You’ve said many casting directors have helped you along the way, can you talk about one that felt like a big break through?
Sharon Bialy, Sherry Thomas, and Russell Scott; they cast “Breaking Bad,” and they had seen probably a decade of my work here in Los Angeles in auditions. I’d never booked anything with them, but they called me in for dramas, dark dramas, dark comedies, light comedies, everything in between. I got to play a wide range of material for them that I didn’t ever get to do onscreen, but they saw all of it. And then they cast “Better Call Saul” and called me in for that role. I went in and I auditioned with a gazillion people and there were callbacks and then there was testing. But from the beginning, Sharon and Sherry, they told me it was my audition [that booked me the role] but also them knowing a 10-year body of work of mine that no one had ever seen. It made me cry when they told me that. I brought my A-plus game to every one of those auditions. It was work in a vacuum with these three lovely people and a video camera. To hear, 10 years later, that all of it mattered, that I would get a role like “Better Call Saul,” one of the best roles of my entire career, that it was partially based on them being able to see me as much more than what I’ve actually done onscreen—and they were able to talk about all of that based on what is, on paper, 10 years of failed auditions where I didn’t get the job.

What performance should every actor see and why?

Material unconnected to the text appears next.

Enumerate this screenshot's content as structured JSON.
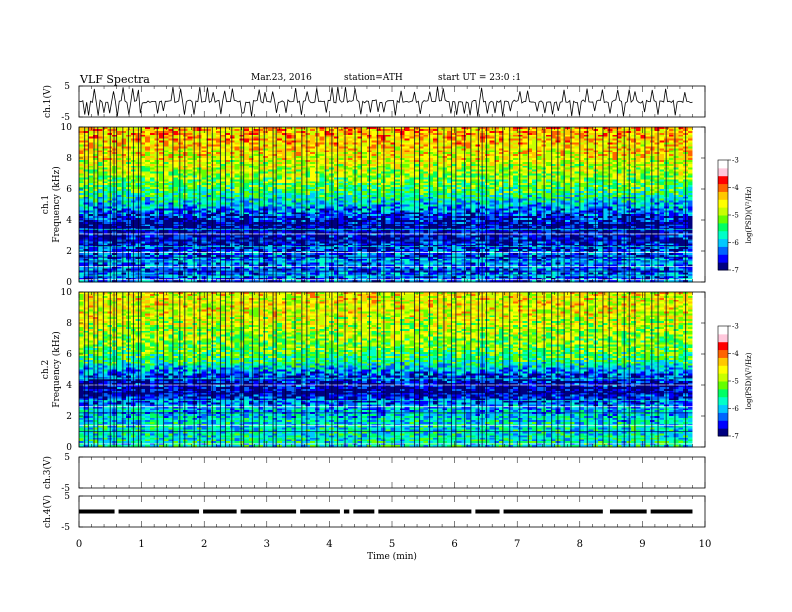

Recently, the performances on “PEN15” blew me away because of the commitment and expert handling of tone, sincere versus comedic versus dramatic. Maya Erskine and Anna Konkle, they’re brilliant. Onstage, I know it was two years ago, but the entire cast of “The Humans.” They showcased what it means to hold the moment. Watching Reed Birney open the play; there’s a lot of hubbub of people talking and everyone leaves for a moment, and Reed Birney is there holding a grocery bag. And he’s looking at the audience. It’s probably 10 seconds, but it feels like a minute of silence of him staring. We as an audience are co-conspirators on an experience we don’t know yet. That’s how I feel as Kim Wexler all the time. I never thought I’d be able to get onscreen that magical feeling you feel onstage when you can hold an audience with your breath, but I do with her, because there are so many moments when they let me be in silence and the audience is my closest confidant.